A Biomedical Knowledge Graph for Biomarker Discovery in Cancer

Structured and unstructured data and facts about drugs, genes, protein, viruses, and their mechanism are spread across a huge number of scientific articles. These articles are a large-scale knowledge source and can have a huge impact on disseminating knowledge about the mechanisms of certain biological processes. A domain-specific knowledge graph~(KG) is an explicit conceptualization of a specific subject-matter domain represented w.r.t semantically interrelated entities and relations. A KG can be constructed by integrating such facts and data and be used for data integration, exploration, and federated queries.
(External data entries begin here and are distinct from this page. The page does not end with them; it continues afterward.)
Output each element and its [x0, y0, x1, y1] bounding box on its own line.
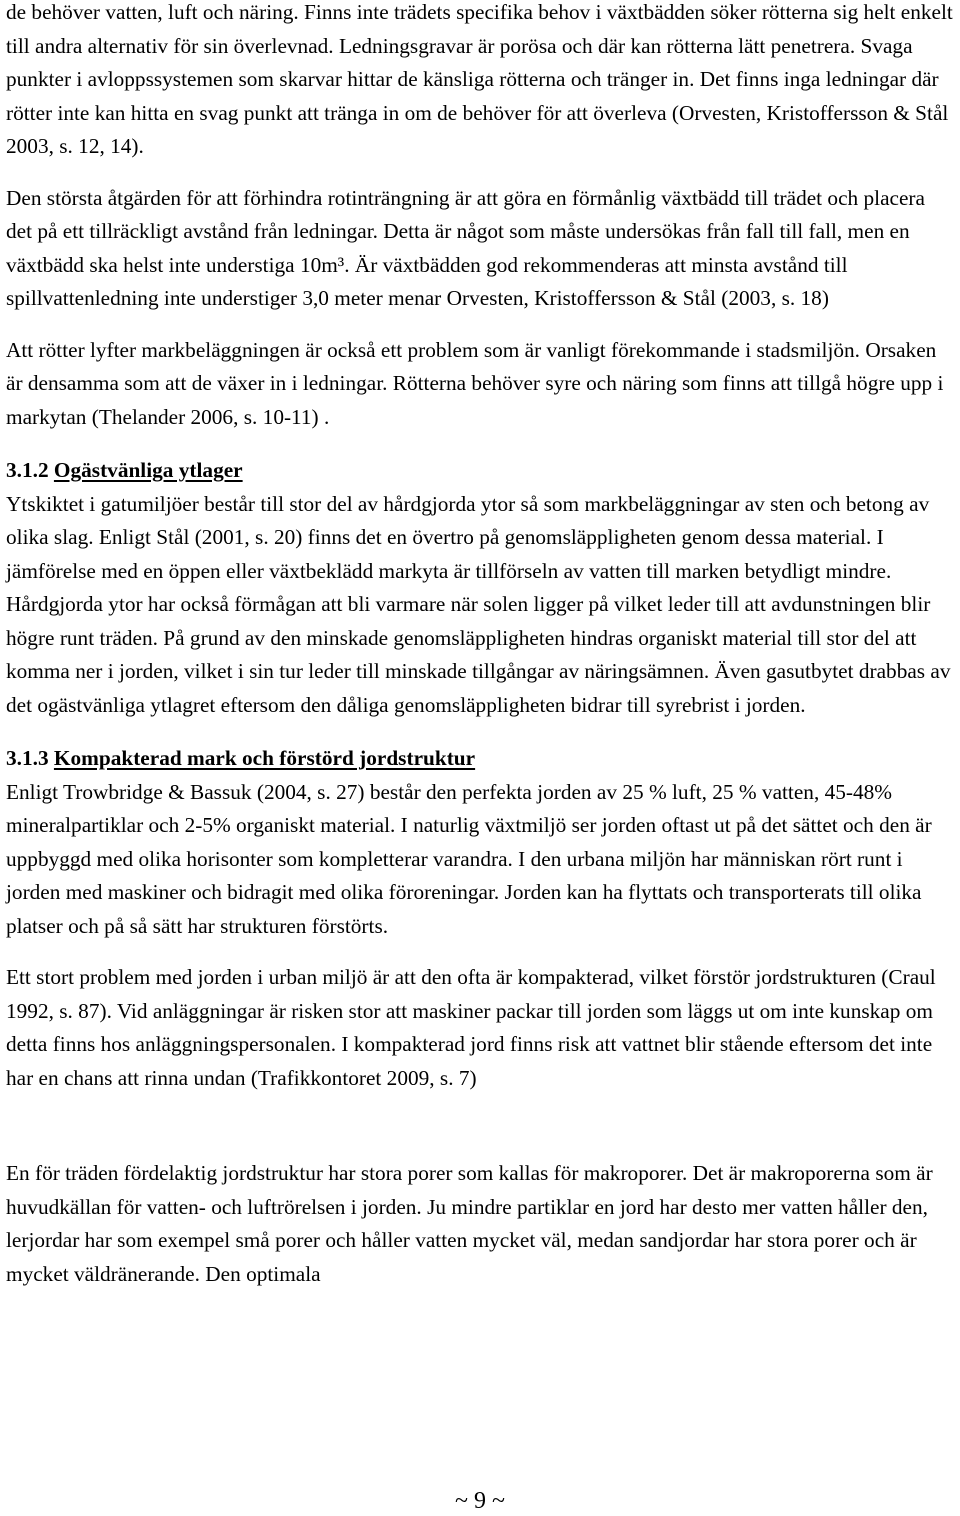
paragraph-roots-needs: de behöver vatten, luft och näring. Finns inte trädets specifika behov i växtbädden söker rötterna sig helt enkelt till andra alternativ för sin överlevnad. Ledningsgravar är porösa och där kan rötterna lätt penetrera. Svaga punkter i avloppssystemen som skarvar hittar de känsliga rötterna och tränger in. Det finns inga ledningar där rötter inte kan hitta en svag punkt att tränga in om de behöver för att överleva (Orvesten, Kristoffersson & Stål 2003, s. 12, 14).	[6, 0, 953, 158]
section-title: Kompakterad mark och förstörd jordstruktur	[53, 746, 476, 770]
paragraph-compaction-problem: Ett stort problem med jorden i urban miljö är att den ofta är kompakterad, vilket förstör jordstrukturen (Craul 1992, s. 87). Vid anläggningar är risken stor att maskiner packar till jorden som läggs ut om inte kunskap om detta finns hos anläggningspersonalen. I kompakterad jord finns risk att vattnet blir stående eftersom det inte har en chans att rinna undan (Trafikkontoret 2009, s. 7)	[6, 965, 936, 1090]
section-heading-compacted-soil	[6, 742, 956, 776]
paragraph-hard-surfaces: Ytskiktet i gatumiljöer består till stor del av hårdgjorda ytor så som markbeläggningar av sten och betong av olika slag. Enligt Stål (2001, s. 20) finns det en övertro på genomsläppligheten genom dessa material. I jämförelse med en öppen eller växtbeklädd markyta är tillförseln av vatten till marken betydligt mindre. Hårdgjorda ytor har också förmågan att bli varmare när solen ligger på vilket leder till att avdunstningen blir högre runt träden. På grund av den minskade genomsläppligheten hindras organiskt material till stor del att komma ner i jorden, vilket i sin tur leder till minskade tillgångar av näringsämnen. Även gasutbytet drabbas av det ogästvänliga ytlagret eftersom den dåliga genomsläppligheten bidrar till syrebrist i jorden.	[6, 491, 951, 717]
paragraph-macropores: En för träden fördelaktig jordstruktur har stora porer som kallas för makroporer. Det är makroporerna som är huvudkällan för vatten- och luftrörelsen i jorden. Ju mindre partiklar en jord har desto mer vatten håller den, lerjordar har som exempel små porer och håller vatten mycket väl, medan sandjordar har stora porer och är mycket väldränerande. Den optimala	[6, 1161, 933, 1286]
section-title: Ogästvänliga ytlager	[53, 458, 243, 482]
paragraph-root-prevention: Den största åtgärden för att förhindra rotinträngning är att göra en förmånlig växtbädd till trädet och placera det på ett tillräckligt avstånd från ledningar. Detta är något som måste undersökas från fall till fall, men en växtbädd ska helst inte understiga 10m³. Är växtbädden god rekommenderas att minsta avstånd till spillvattenledning inte understiger 3,0 meter menar Orvesten, Kristoffersson & Stål (2003, s. 18)	[6, 185, 925, 310]
section-number: 3.1.2	[6, 458, 49, 482]
document-page	[6, 0, 956, 1291]
section-number: 3.1.3	[6, 746, 49, 770]
paragraph-perfect-soil: Enligt Trowbridge & Bassuk (2004, s. 27) består den perfekta jorden av 25 % luft, 25 % vatten, 45-48% mineralpartiklar och 2-5% organiskt material. I naturlig växtmiljö ser jorden oftast ut på det sättet och den är uppbyggd med olika horisonter som kompletterar varandra. I den urbana miljön har människan rört runt i jorden med maskiner och bidragit med olika föroreningar. Jorden kan ha flyttats och transporterats till olika platser och på så sätt har strukturen förstörts.	[6, 779, 932, 938]
paragraph-root-lifting: Att rötter lyfter markbeläggningen är också ett problem som är vanligt förekommande i stadsmiljön. Orsaken är densamma som att de växer in i ledningar. Rötterna behöver syre och näring som finns att tillgå högre upp i markytan (Thelander 2006, s. 10-11) .	[6, 337, 944, 429]
page-number: ~ 9 ~	[455, 1488, 505, 1514]
section-heading-inhospitable-surface	[6, 454, 956, 488]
However, exploration and querying large-scale KGs is tedious for certain groups of users due to a lack of knowledge about underlying data assets or semantic technologies. Such a KG will not only allow deducing new knowledge and question answering(QA) but also allows domain experts to explore. Since cross-disciplinary explanations are important for accurate diagnosis, it is important to query the KG to provide interactive explanations about learned biomarkers. Inspired by these, we construct a domain-specific KG, particularly for cancer-specific biomarker discovery. The KG is constructed by integrating cancer-related knowledge and facts from multiple sources. First, we construct a domain-specific ontology, which we call OncoNet Ontology (ONO). The ONO ontology is developed to enable semantic reasoning for verification of the predictions for relations between diseases and genes. The KG is then developed and enriched by harmonizing the ONO, additional metadata schemas, ontologies, controlled vocabularies, and additional concepts from external sources using a BERT-based information extraction method. BioBERT and SciBERT are finetuned with the selected articles crawled from PubMed. We listed down some queries and some examples of QA and deducing knowledge based on the KG.

翻译：关于药物、基因、蛋白质、病毒及其作用机制的结构化与非结构化数据及事实，分散于海量科学文献中。这些文献作为大规模知识源，对传播特定生物过程机制的相关知识具有重大影响。领域特定知识图谱是对特定领域概念的显式化表达，涉及具有语义关联的实体及其关系。通过整合此类事实与数据构建知识图谱，可用于数据集成、探索及联邦查询。然而，由于缺乏对底层数据资产或语义技术的了解，特定用户群体在探索和查询大规模知识图谱时面临困难。此类知识图谱不仅能推导新知识、实现问答系统，还可支持领域专家进行探索。鉴于跨学科解释对精准诊断至关重要，通过查询知识图谱对已习得的生物标志物进行交互式解释具有重要价值。受此启发，我们构建了面向癌症特异性生物标志物发现的领域知识图谱。该图谱通过整合多源癌症相关知识与事实构建：首先开发领域本体OncoNet本体（ONO），其设计目标在于通过语义推理对疾病与基因关系的预测结果进行验证；随后通过整合ONO、附加元数据模式、本体、受控词汇表及外部来源概念并采用基于BERT的信息抽取方法，构建并丰富知识图谱。我们基于从PubMed抓取的精选文献对BioBERT和SciBERT进行微调实验，并列举了基于该知识图谱的查询示例、问答系统实例及知识推导案例。